The revolutionary Orientalizing Period in Mediterranean art

These gold plaques depicting a winged goddess flanked by lions were created on the island of Rhodes during the so-called "orientalizing period."  This reference in art history is used to describe a development in western art beginning in the latter part of the 8th century BCE when there was a heavy influence from the art of the eastern Mediterranean including Assyria, Phoenicia, and Egypt.  During this time Greek motifs began to shift from geometric designs to the depiction of deities, animals, and mythological creatures. 

Two schools of thought exist regarding the question of whether or not Geometric art itself was indebted to eastern models. In Attic pottery, the distinctive Orientalizing style known as "proto-Attic" was marked by floral and animal motifs. It was the first time discernibly Greek religious and mythological themes were represented in vase painting. The bodies of men and animals were depicted in silhouette, though their heads were drawn in outline. Women were drawn completely in outline. In Corinth, the orientalizing influence started earlier, though the tendency there was to produce smaller, highly detailed vases in the "proto-Corinthian" style that prefigured the black-figure technique.
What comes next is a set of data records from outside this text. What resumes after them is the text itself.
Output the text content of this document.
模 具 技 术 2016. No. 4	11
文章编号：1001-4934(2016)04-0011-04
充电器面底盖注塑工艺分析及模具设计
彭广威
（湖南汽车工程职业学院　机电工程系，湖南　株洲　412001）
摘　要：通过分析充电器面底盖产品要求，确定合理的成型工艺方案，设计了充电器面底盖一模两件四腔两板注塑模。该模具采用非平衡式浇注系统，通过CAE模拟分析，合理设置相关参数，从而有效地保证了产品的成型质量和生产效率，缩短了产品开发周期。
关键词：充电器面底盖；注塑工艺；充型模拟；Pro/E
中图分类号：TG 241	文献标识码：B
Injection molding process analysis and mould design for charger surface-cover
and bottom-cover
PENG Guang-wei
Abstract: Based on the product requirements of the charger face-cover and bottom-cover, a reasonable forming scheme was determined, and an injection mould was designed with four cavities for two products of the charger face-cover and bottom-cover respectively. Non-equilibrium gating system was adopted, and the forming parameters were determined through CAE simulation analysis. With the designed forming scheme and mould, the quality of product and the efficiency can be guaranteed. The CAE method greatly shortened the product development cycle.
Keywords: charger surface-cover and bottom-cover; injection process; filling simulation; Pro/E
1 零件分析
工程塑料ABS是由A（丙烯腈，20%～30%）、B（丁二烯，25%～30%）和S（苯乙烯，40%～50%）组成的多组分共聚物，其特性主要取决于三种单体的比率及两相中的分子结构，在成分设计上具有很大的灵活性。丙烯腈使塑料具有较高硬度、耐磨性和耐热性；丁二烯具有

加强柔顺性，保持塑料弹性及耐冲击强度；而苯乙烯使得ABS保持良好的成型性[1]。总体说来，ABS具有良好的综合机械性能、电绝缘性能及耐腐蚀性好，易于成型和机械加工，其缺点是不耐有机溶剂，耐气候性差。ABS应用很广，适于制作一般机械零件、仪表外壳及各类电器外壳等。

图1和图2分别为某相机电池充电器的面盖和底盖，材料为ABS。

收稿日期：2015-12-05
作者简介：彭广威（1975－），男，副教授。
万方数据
These changes were triggered by population shifts brought about by both conquest and colonization.  During this period, the Assyrians advanced along the Mediterranean coast, accompanied by Greek and Carian mercenaries, who were also active in the armies of Psamtik I in Egypt.  Phoenicians settled in Cyprus and in western regions of Greece, Greeks established trading colonies at Al Mina, Syria, and in Ischia (Pithecusae) off the Tyrrhenian coast of Campania in southern Italy. The new groups started to compete with established Mediterranean merchants.

The period from roughly 750 to 580 BCE also saw a comparable Orientalizing phase of Etruscan art, as a rising economy encouraged Etruscan families to acquire foreign luxury products incorporating Eastern-derived motifs. Similarly, areas of Italy—such as Magna Grecia, Sicily, the Picenum, Latium vetus, Ager Faliscus, the Venetic region, the Nuragic civilization of Sardinia, and the Iberian peninsula, in particular in the city-state of Tartessos, also experienced an Orientalizing phase at this time. 

Classicist Walter Burkert described the new movement in Greek art as a revolution: "With bronze reliefs, textiles, seals, and other products, a whole world of eastern images was opened up which the Greeks were only too eager to adopt and adapt in the course of an 'orientalizing revolution."


Image: Gold plaques with winged goddesses flanked by lions and dangling pomegranates, a fruit originating within a region from Iran to northern India, Greek from Kamiros, Rhodes, Orientalizing Period 700-600 BCE probably worn as a collar around the neck of clothing, that I photographed at the British Museum in 2016.